Depuis le début de l’année, ce scénario s’est déjà produit 12 fois en Loire-Atlantique. Douze agents, en pleine mission de service public, ont été mordus par des chiens. Un chiffre alarmant qui pousse aujourd’hui La Poste à tirer la sonnette d’alarme.
Un risque quotidien devenu accident de travail majeur
Loin d’être des cas isolés, ces incidents sont un véritable fléau national. Chaque semaine en Pays de la Loire, un facteur est victime d’une agression canine. À l’échelle de la France, ce sont près de 2 000 morsures qui sont recensées chaque année, faisant de ce risque une cause majeure d’accident du travail pour la profession.
Cette situation a des conséquences lourdes, tant physiques que psychologiques, pour les agents qui arpentent nos rues chaque jour pour nous apporter nos colis et nos courriers. Face à cette recrudescence, des actions de sensibilisation sont menées auprès des professionnels pour leur apprendre à anticiper et gérer ces situations délicates.
Protéger son facteur : des gestes simples qui changent tout
La solution réside pourtant souvent dans des gestes de bon sens, que La Poste rappelle à tous les propriétaires de chiens. Penser à bien fermer son portail ou à attacher son compagnon à quatre pattes le temps du passage du facteur est la première des précautions.
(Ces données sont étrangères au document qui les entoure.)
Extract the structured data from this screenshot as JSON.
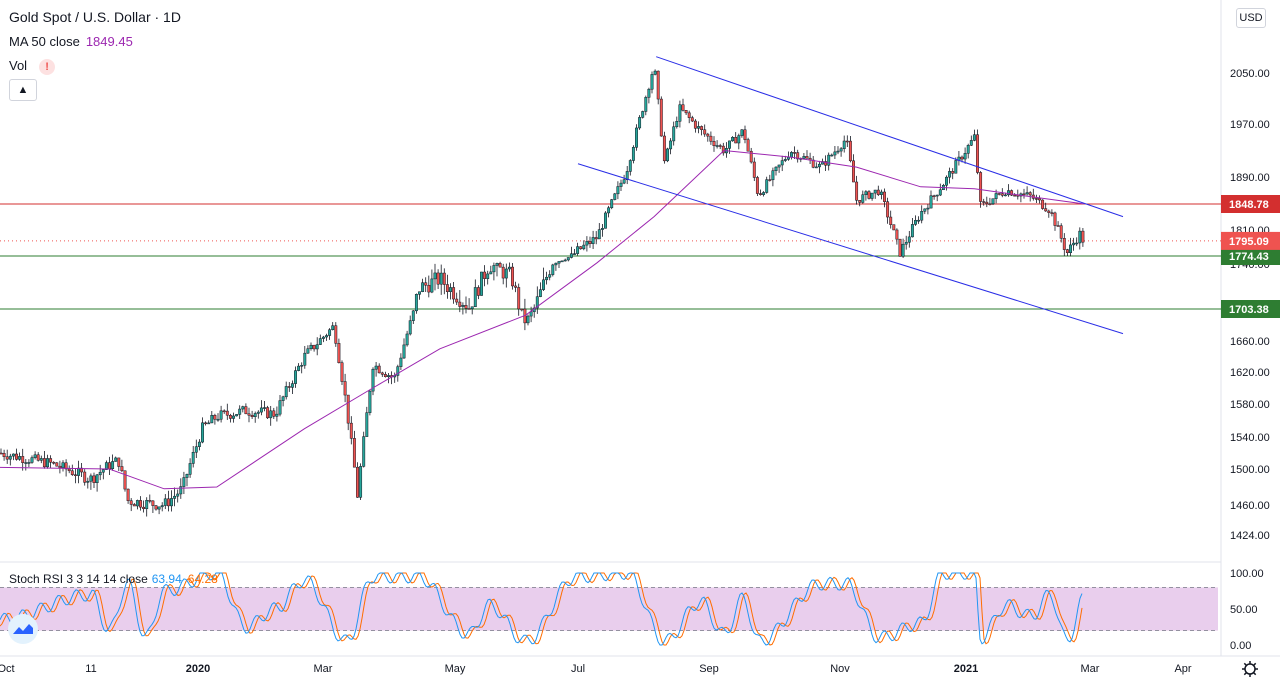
{
  "header": {
    "symbol_title": "Gold Spot / U.S. Dollar · 1D",
    "ma_label": "MA 50 close",
    "ma_value": "1849.45",
    "vol_label": "Vol",
    "vol_alert": "!",
    "collapse_icon": "chevron-up-icon"
  },
  "currency": "USD",
  "stoch": {
    "label": "Stoch RSI 3 3 14 14 close",
    "k_value": "63.94",
    "d_value": "64.28"
  },
  "colors": {
    "up": "#26a69a",
    "down": "#ef5350",
    "candle_body_up": "#26a69a",
    "ma": "#9c27b0",
    "channel": "#2a2ee6",
    "resistance": "#d32f2f",
    "support": "#2e7d32",
    "stoch_k": "#2196f3",
    "stoch_d": "#ff6d00",
    "stoch_band": "#e1bee7"
  },
  "chart_data": {
    "type": "candlestick",
    "title": "Gold Spot / U.S. Dollar · 1D",
    "price_axis_ticks": [
      "2050.00",
      "1970.00",
      "1890.00",
      "1810.00",
      "1740.00",
      "1660.00",
      "1620.00",
      "1580.00",
      "1540.00",
      "1500.00",
      "1460.00",
      "1424.00"
    ],
    "time_axis_ticks": [
      "Oct",
      "11",
      "2020",
      "Mar",
      "May",
      "Jul",
      "Sep",
      "Nov",
      "2021",
      "Mar",
      "Apr"
    ],
    "price_range": [
      1400,
      2120
    ],
    "horizontal_levels": [
      {
        "price": 1848.78,
        "label": "1848.78",
        "color": "resistance"
      },
      {
        "price": 1774.43,
        "label": "1774.43",
        "color": "support"
      },
      {
        "price": 1703.38,
        "label": "1703.38",
        "color": "support"
      }
    ],
    "current_price": {
      "price": 1795.09,
      "label": "1795.09"
    },
    "channel": {
      "upper": {
        "from": [
          "2020-08-07",
          2070
        ],
        "to": [
          "2021-03-12",
          1830
        ]
      },
      "lower": {
        "from": [
          "2020-07-01",
          1910
        ],
        "to": [
          "2021-03-12",
          1670
        ]
      }
    },
    "close_path": [
      [
        "2019-09-23",
        1520
      ],
      [
        "2019-10-03",
        1507
      ],
      [
        "2019-10-11",
        1489
      ],
      [
        "2019-10-25",
        1505
      ],
      [
        "2019-11-01",
        1511
      ],
      [
        "2019-11-08",
        1465
      ],
      [
        "2019-11-22",
        1462
      ],
      [
        "2019-12-06",
        1460
      ],
      [
        "2019-12-20",
        1478
      ],
      [
        "2020-01-03",
        1550
      ],
      [
        "2020-01-10",
        1565
      ],
      [
        "2020-01-24",
        1572
      ],
      [
        "2020-02-07",
        1568
      ],
      [
        "2020-02-21",
        1640
      ],
      [
        "2020-03-06",
        1680
      ],
      [
        "2020-03-12",
        1575
      ],
      [
        "2020-03-17",
        1470
      ],
      [
        "2020-03-24",
        1630
      ],
      [
        "2020-04-03",
        1612
      ],
      [
        "2020-04-14",
        1720
      ],
      [
        "2020-04-24",
        1728
      ],
      [
        "2020-05-08",
        1705
      ],
      [
        "2020-05-18",
        1740
      ],
      [
        "2020-05-29",
        1730
      ],
      [
        "2020-06-05",
        1685
      ],
      [
        "2020-06-19",
        1745
      ],
      [
        "2020-06-30",
        1780
      ],
      [
        "2020-07-10",
        1800
      ],
      [
        "2020-07-24",
        1900
      ],
      [
        "2020-08-06",
        2062
      ],
      [
        "2020-08-11",
        1910
      ],
      [
        "2020-08-18",
        1995
      ],
      [
        "2020-08-28",
        1960
      ],
      [
        "2020-09-08",
        1930
      ],
      [
        "2020-09-17",
        1960
      ],
      [
        "2020-09-24",
        1862
      ],
      [
        "2020-10-09",
        1930
      ],
      [
        "2020-10-23",
        1905
      ],
      [
        "2020-11-04",
        1948
      ],
      [
        "2020-11-09",
        1855
      ],
      [
        "2020-11-20",
        1870
      ],
      [
        "2020-11-30",
        1778
      ],
      [
        "2020-12-10",
        1835
      ],
      [
        "2020-12-21",
        1880
      ],
      [
        "2021-01-05",
        1950
      ],
      [
        "2021-01-08",
        1845
      ],
      [
        "2021-01-20",
        1870
      ],
      [
        "2021-02-01",
        1860
      ],
      [
        "2021-02-10",
        1840
      ],
      [
        "2021-02-18",
        1778
      ],
      [
        "2021-02-24",
        1805
      ],
      [
        "2021-02-26",
        1795
      ]
    ],
    "ma50_path": [
      [
        "2019-09-23",
        1502
      ],
      [
        "2019-10-25",
        1500
      ],
      [
        "2019-12-06",
        1478
      ],
      [
        "2020-01-10",
        1480
      ],
      [
        "2020-02-21",
        1550
      ],
      [
        "2020-03-24",
        1600
      ],
      [
        "2020-04-24",
        1650
      ],
      [
        "2020-06-05",
        1695
      ],
      [
        "2020-07-10",
        1745
      ],
      [
        "2020-08-06",
        1830
      ],
      [
        "2020-09-08",
        1930
      ],
      [
        "2020-10-09",
        1920
      ],
      [
        "2020-11-09",
        1905
      ],
      [
        "2020-12-10",
        1875
      ],
      [
        "2021-01-05",
        1872
      ],
      [
        "2021-02-01",
        1860
      ],
      [
        "2021-02-26",
        1849
      ]
    ],
    "stoch_rsi": {
      "k": [
        [
          "2019-09-23",
          35
        ],
        [
          "2019-10-11",
          70
        ],
        [
          "2019-10-25",
          20
        ],
        [
          "2019-11-08",
          85
        ],
        [
          "2019-11-22",
          10
        ],
        [
          "2019-12-06",
          75
        ],
        [
          "2020-01-10",
          100
        ],
        [
          "2020-01-24",
          25
        ],
        [
          "2020-02-07",
          50
        ],
        [
          "2020-02-21",
          90
        ],
        [
          "2020-03-12",
          5
        ],
        [
          "2020-03-24",
          95
        ],
        [
          "2020-04-14",
          95
        ],
        [
          "2020-05-08",
          15
        ],
        [
          "2020-05-18",
          55
        ],
        [
          "2020-06-05",
          5
        ],
        [
          "2020-06-30",
          95
        ],
        [
          "2020-07-24",
          100
        ],
        [
          "2020-08-11",
          5
        ],
        [
          "2020-08-28",
          60
        ],
        [
          "2020-09-08",
          15
        ],
        [
          "2020-09-17",
          65
        ],
        [
          "2020-09-24",
          5
        ],
        [
          "2020-10-23",
          85
        ],
        [
          "2020-11-04",
          85
        ],
        [
          "2020-11-20",
          10
        ],
        [
          "2020-12-10",
          30
        ],
        [
          "2020-12-21",
          100
        ],
        [
          "2021-01-05",
          100
        ],
        [
          "2021-01-08",
          10
        ],
        [
          "2021-01-20",
          55
        ],
        [
          "2021-02-01",
          40
        ],
        [
          "2021-02-10",
          70
        ],
        [
          "2021-02-18",
          5
        ],
        [
          "2021-02-26",
          64
        ]
      ],
      "ticks": [
        "100.00",
        "50.00",
        "0.00"
      ],
      "bands": [
        20,
        80
      ]
    }
  }
}
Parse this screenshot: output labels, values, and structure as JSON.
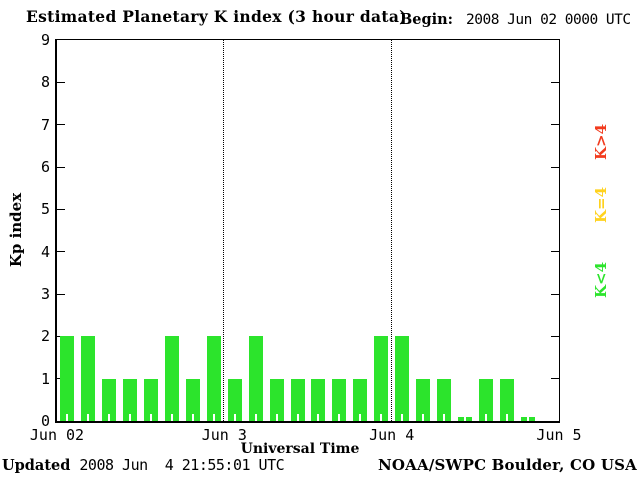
{
  "title": "Estimated Planetary K index (3 hour data)",
  "begin": {
    "label": "Begin:",
    "value": "2008 Jun 02 0000 UTC"
  },
  "footer": {
    "updated_label": "Updated",
    "updated_value": "2008 Jun  4 21:55:01 UTC",
    "credit": "NOAA/SWPC Boulder, CO USA"
  },
  "chart_data": {
    "type": "bar",
    "title": "Estimated Planetary K index (3 hour data)",
    "xlabel": "Universal Time",
    "ylabel": "Kp index",
    "begin_utc": "2008 Jun 02 0000 UTC",
    "interval_hours": 3,
    "x_range_hours": [
      0,
      72
    ],
    "ylim": [
      0,
      9
    ],
    "y_ticks": [
      0,
      1,
      2,
      3,
      4,
      5,
      6,
      7,
      8,
      9
    ],
    "x_ticks": [
      {
        "label": "Jun 02",
        "hour": 0
      },
      {
        "label": "Jun 3",
        "hour": 24
      },
      {
        "label": "Jun 4",
        "hour": 48
      },
      {
        "label": "Jun 5",
        "hour": 72
      }
    ],
    "day_separator_hours": [
      24,
      48
    ],
    "values": [
      2,
      2,
      1,
      1,
      1,
      2,
      1,
      2,
      1,
      2,
      1,
      1,
      1,
      1,
      1,
      2,
      2,
      1,
      1,
      0,
      1,
      1,
      0
    ],
    "bar_color": "#2CE42C",
    "background_color": "#ffffff",
    "grid": "vertical dotted day separators only",
    "legend_position": "right-outside-rotated",
    "legend": [
      {
        "label": "K>4",
        "color": "#F23B1E"
      },
      {
        "label": "K=4",
        "color": "#FFD21E"
      },
      {
        "label": "K<4",
        "color": "#2CE42C"
      }
    ]
  }
}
Il est aussi crucial de s’assurer que la boîte aux lettres et la sonnette soient accessibles sans que l’agent n’ait à pénétrer dans la propriété. Et si vous attendez un colis ou un recommandé, isoler votre chien dans une autre pièce avant d’ouvrir la porte peut éviter un drame. Car en cas de morsure, la responsabilité pénale du propriétaire peut être engagée. Un peu de vigilance permet d’assurer la sécurité de tous et de préserver la sérénité de nos fidèles compagnons.